"There's no manual on how to deal with a disaster like this, but the Lockarians did everything right, every step of the way, including gathering all the belongings that fell from the plane, finding who they belonged to, washing all the clothes, folding them, packing them and returning them to the families," he said. "They took it upon themselves to go to the bodies and put a flower, and say a prayer, and look after the bodies."
Twenty years later, the pain is not lessened for the families of the victims, Mason said. As he prepares for this year's Remembrance Week and the publication of his book, he said he has found closure.
As for the families, some have found peace, and others may never. But if any good could come out of this tragedy, he said, the bond between SU, the victims' families and a little town in southern Scotland is it. And his book, as a tribute to the Lockerbie people, he hopes, is another.
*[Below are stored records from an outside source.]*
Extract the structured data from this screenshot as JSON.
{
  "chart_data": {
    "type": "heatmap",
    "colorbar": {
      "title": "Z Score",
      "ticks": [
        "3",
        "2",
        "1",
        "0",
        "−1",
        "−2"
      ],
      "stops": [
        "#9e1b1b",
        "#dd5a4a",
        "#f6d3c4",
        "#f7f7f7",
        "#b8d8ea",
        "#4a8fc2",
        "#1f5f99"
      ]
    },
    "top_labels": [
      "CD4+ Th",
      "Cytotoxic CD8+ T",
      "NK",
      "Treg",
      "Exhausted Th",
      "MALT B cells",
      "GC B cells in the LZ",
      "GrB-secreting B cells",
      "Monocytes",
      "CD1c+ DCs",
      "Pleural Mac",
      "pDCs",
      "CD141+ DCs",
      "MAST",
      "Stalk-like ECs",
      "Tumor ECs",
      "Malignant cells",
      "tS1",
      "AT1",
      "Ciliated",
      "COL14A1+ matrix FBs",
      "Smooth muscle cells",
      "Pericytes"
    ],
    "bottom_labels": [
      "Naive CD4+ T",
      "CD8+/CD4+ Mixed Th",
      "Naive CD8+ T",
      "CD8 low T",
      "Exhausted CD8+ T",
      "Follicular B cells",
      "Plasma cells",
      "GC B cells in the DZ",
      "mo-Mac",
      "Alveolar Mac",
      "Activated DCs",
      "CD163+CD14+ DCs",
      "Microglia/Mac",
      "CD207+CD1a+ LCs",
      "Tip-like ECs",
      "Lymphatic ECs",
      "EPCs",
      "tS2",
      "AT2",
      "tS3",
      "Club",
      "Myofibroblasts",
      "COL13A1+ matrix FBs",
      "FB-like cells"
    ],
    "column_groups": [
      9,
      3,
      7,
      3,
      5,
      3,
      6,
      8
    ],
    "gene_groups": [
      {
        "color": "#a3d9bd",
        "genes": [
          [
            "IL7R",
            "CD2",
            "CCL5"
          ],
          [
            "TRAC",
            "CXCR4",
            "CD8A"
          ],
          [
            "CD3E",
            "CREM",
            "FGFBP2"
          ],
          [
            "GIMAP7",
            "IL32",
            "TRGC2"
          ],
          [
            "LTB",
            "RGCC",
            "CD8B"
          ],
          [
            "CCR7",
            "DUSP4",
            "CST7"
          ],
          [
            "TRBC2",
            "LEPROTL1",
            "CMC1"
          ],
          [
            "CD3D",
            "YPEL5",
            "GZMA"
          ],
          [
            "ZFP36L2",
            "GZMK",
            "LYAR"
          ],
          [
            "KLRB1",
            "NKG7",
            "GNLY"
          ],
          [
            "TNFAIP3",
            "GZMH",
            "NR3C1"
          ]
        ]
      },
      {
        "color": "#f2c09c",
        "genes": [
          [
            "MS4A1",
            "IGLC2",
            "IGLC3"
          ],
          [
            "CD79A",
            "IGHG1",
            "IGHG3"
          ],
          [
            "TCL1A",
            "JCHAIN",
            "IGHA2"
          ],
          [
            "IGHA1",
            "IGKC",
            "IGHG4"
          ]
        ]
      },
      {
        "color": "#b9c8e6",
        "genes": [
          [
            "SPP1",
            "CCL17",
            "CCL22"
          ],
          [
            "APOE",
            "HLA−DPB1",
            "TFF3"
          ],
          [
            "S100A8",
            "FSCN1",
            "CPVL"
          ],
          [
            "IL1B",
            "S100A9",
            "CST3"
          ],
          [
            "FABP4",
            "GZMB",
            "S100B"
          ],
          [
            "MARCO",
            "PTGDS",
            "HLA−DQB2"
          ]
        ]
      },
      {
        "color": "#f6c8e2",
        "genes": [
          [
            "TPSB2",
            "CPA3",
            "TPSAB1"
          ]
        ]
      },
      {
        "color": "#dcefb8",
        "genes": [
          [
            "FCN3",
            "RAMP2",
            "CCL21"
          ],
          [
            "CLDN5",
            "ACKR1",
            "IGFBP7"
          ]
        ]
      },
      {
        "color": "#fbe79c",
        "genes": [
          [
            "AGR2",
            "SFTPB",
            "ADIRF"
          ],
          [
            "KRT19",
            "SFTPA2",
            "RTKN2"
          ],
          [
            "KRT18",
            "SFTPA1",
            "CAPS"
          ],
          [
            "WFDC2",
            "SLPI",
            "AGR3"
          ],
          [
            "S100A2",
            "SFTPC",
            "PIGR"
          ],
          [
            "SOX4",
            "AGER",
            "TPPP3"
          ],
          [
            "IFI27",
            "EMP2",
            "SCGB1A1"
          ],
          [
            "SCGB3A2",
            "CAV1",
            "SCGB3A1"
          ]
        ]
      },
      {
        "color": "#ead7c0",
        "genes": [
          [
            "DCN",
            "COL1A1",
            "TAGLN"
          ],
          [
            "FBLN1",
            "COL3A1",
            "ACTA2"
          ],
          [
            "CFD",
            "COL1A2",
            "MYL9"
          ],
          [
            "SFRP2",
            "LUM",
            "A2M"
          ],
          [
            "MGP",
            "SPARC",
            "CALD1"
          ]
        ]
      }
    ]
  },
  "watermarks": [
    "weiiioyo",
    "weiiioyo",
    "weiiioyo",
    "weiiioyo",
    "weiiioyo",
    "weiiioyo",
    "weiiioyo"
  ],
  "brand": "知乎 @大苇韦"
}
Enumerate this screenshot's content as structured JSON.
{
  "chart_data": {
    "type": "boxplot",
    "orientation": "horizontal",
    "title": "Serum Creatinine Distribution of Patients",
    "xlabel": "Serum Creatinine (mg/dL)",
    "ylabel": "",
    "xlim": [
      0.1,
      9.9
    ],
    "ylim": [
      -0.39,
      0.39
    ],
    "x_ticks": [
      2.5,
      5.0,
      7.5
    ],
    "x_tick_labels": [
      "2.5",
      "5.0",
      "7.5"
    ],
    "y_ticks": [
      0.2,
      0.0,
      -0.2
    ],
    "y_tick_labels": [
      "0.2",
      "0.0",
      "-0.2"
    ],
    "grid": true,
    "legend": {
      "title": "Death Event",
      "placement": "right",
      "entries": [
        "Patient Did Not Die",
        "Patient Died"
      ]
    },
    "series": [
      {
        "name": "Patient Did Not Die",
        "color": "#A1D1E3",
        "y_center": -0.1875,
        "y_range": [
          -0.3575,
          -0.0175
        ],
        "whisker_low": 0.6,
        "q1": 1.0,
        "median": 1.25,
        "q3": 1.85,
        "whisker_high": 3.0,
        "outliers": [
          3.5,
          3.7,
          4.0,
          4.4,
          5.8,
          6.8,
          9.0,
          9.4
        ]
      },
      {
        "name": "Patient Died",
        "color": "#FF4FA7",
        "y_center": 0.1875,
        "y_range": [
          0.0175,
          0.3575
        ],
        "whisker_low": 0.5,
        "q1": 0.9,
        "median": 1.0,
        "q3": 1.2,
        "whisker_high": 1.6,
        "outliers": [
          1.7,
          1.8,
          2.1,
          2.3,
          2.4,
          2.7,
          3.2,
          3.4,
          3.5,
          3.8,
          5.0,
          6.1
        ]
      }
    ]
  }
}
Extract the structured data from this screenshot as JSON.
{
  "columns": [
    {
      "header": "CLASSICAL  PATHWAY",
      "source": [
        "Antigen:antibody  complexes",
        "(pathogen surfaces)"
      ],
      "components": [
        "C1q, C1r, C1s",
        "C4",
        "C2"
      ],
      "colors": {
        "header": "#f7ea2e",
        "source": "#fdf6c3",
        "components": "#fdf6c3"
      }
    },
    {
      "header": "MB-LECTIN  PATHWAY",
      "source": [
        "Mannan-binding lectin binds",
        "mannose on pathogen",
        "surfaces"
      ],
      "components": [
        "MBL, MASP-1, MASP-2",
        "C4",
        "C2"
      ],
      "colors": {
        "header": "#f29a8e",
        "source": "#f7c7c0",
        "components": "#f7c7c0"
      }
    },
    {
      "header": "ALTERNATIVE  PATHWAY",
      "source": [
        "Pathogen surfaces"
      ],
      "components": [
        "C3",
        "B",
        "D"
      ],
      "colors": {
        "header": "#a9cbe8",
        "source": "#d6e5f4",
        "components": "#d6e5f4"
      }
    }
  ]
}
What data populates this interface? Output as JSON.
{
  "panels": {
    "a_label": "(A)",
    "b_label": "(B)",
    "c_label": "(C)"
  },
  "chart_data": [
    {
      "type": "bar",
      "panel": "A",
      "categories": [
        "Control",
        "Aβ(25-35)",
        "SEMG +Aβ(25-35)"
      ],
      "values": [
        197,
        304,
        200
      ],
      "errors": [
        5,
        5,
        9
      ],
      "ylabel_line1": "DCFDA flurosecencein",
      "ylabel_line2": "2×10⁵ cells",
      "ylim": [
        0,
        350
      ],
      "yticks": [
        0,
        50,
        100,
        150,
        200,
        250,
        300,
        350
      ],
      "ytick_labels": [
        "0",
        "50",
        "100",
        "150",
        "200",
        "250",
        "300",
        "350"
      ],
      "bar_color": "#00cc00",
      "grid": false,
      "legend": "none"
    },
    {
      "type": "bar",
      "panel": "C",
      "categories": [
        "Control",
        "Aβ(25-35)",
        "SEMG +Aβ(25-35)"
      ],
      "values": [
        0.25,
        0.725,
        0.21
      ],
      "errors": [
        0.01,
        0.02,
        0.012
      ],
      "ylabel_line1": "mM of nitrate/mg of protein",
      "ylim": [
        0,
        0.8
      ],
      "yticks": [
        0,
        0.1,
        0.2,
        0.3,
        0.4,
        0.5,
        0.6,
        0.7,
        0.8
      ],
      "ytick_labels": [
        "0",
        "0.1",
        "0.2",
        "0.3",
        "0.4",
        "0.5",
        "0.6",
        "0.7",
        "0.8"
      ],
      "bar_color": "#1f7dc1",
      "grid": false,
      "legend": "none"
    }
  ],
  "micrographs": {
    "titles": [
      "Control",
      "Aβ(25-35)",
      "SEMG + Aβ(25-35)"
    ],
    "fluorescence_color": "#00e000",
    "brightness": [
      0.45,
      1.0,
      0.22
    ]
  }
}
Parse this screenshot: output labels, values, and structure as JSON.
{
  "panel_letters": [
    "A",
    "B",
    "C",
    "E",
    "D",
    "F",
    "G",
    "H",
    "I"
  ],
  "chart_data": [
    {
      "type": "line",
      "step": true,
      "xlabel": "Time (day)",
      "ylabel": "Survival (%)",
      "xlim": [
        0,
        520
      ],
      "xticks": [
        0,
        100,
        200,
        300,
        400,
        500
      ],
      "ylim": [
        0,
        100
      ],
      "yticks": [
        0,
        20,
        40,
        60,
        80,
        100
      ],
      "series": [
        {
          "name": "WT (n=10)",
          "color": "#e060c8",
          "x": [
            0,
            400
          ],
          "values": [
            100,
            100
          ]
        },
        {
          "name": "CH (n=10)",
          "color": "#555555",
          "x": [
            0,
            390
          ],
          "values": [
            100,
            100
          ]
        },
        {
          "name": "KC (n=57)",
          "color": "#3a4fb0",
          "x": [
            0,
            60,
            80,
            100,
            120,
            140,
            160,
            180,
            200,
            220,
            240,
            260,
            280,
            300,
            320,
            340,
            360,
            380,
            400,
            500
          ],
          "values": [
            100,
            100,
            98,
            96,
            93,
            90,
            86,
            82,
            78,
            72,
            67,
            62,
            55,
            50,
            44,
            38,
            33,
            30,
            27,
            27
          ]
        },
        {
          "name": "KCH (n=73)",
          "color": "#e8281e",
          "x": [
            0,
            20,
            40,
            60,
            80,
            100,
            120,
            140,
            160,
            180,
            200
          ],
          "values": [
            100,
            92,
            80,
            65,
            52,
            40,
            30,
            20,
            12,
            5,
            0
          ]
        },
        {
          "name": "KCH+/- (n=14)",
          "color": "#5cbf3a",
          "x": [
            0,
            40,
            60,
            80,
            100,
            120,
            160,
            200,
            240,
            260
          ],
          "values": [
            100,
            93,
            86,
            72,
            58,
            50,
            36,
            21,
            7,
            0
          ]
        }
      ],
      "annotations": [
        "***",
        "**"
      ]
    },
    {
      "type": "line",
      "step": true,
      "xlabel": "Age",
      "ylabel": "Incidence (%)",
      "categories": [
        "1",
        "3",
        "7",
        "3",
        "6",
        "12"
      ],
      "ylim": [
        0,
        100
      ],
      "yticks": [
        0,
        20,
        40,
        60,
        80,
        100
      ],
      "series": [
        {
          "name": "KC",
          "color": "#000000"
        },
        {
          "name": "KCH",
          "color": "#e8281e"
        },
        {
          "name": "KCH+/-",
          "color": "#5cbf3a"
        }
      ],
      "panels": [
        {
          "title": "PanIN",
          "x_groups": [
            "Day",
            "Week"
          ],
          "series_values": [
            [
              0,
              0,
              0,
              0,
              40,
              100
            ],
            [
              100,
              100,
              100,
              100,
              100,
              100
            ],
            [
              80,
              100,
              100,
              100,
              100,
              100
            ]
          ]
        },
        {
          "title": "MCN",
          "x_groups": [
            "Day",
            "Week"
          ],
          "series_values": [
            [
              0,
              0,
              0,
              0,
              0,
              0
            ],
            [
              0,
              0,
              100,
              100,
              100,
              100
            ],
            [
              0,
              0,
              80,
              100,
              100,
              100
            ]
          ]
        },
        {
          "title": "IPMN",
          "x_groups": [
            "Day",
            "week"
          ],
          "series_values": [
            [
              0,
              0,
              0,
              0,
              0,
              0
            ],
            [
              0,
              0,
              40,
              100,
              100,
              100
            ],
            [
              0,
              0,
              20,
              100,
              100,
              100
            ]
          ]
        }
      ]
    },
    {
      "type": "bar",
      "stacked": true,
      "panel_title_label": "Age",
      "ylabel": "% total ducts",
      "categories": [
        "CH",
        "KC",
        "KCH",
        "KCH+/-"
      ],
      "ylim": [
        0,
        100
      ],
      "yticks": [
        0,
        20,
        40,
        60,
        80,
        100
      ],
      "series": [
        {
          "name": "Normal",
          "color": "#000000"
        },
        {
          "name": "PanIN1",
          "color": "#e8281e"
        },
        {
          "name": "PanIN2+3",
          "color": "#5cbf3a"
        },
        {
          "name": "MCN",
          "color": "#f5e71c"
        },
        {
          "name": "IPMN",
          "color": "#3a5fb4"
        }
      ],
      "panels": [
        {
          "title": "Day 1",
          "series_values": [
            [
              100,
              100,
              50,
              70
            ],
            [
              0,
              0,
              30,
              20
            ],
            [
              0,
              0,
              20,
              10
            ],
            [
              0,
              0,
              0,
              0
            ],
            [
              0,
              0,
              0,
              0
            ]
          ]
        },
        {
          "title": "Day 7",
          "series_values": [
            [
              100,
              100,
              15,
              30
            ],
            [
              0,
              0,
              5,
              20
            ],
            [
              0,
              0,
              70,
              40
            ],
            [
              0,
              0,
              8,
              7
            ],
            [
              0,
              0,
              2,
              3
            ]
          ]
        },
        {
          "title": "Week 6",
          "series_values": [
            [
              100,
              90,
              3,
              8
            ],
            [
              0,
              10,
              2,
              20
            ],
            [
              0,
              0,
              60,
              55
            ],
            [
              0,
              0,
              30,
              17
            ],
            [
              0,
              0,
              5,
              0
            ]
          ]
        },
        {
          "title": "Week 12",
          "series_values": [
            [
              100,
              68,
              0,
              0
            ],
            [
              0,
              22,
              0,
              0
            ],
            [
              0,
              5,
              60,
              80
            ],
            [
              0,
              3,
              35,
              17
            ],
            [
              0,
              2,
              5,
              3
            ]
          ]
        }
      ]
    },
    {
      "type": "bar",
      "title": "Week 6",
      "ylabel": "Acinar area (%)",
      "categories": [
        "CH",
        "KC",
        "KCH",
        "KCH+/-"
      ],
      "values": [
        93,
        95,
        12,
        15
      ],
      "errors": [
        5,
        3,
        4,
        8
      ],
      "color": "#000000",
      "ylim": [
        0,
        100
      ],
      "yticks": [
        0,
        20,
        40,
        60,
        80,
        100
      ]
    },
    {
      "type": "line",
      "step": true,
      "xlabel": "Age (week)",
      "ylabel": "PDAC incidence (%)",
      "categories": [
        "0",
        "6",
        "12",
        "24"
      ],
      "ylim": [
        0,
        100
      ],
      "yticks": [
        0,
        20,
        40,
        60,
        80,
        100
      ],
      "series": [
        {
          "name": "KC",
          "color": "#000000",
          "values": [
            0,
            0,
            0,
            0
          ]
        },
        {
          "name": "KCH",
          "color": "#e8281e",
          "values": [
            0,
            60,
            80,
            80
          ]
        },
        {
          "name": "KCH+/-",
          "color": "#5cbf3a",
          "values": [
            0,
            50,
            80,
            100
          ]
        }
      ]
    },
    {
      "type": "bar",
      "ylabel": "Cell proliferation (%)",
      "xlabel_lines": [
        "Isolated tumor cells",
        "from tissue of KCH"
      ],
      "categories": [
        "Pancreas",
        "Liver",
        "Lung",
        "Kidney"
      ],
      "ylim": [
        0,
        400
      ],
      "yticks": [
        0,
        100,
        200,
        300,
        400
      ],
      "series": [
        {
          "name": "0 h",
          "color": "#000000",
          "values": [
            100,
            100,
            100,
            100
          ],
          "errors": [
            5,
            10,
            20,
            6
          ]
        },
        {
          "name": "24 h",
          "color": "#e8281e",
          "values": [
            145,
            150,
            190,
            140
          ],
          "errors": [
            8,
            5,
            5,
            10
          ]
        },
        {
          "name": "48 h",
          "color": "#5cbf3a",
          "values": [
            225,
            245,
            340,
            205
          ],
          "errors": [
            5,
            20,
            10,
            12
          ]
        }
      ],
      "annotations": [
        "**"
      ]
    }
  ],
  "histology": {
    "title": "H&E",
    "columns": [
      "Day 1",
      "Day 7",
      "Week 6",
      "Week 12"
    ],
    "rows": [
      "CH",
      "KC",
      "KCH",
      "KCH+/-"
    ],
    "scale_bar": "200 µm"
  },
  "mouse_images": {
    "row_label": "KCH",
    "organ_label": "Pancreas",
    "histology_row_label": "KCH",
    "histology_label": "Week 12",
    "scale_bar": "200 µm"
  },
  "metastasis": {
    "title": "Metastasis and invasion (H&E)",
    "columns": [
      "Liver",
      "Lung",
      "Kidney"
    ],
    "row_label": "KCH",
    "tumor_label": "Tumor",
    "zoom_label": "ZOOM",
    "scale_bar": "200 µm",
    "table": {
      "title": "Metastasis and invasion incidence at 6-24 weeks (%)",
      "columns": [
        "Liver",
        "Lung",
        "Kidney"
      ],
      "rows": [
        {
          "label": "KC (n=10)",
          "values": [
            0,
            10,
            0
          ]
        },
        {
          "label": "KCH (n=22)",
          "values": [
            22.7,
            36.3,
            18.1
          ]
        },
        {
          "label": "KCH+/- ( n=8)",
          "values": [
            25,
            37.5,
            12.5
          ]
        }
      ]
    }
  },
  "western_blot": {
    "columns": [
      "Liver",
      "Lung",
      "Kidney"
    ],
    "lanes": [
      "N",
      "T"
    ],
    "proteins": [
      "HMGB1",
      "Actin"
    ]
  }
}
Twenty years ago, Matthew Grzelak and Jaclyn Pfaehler were barely 2 years old.
They don't remember the Pan Am 103 crash. But they remember the victims. Grzelak and Pfaehler are two of the 35 Remembrance Scholars from SU. It's their job to represent two of the victims and to help the university community remember. It's a job Grzelak said gets harder every year.
"We've reached that point where people were either really young or not even born. We're one of the last ones who were even alive. It makes our jobs harder in trying to connect that to the students," he said.
The scholars have been preparing for this week since the end of last year. They've researched the victims they represent, made plaques, worked on educating students and prepared for the various ceremonies to be held throughout the week.
One of those is the rose-laying ceremony, where the 35 scholars will talk about the student they represent and lay a rose to remember them by.
It's also a chance for the scholars to meet the victims' families, which is something Pfaehler is constantly thinking about, she said.
"You think about what you are going to say to someone who's lost so much. I go back to the relationship with my mother and I try to think about what I'd want someone to say to her. There's nothing I can say but, 'I remember your daughter, I remember that she was an amazing person, even though I never met her. I feel like she is the friend I never had,'" Pfaehler said.
Pfaehler and Grzelak said the bulk of the work is done. All that's left is to reflect on their role in keeping the students' memories alive.
"I look at how I would want to be remembered and I wouldn't necessarily want to be remembered with sadness, but with celebration and that's how I'm treating it with my person," Grzelak said.
But it's not just about this year's Remembrance Week, or even their time at SU. Grzelak said this experience has affected him forever.
"I'm always going to remember him, especially during December when it actually happened. Wherever I am, I'm going to share it with who I'm with," he said.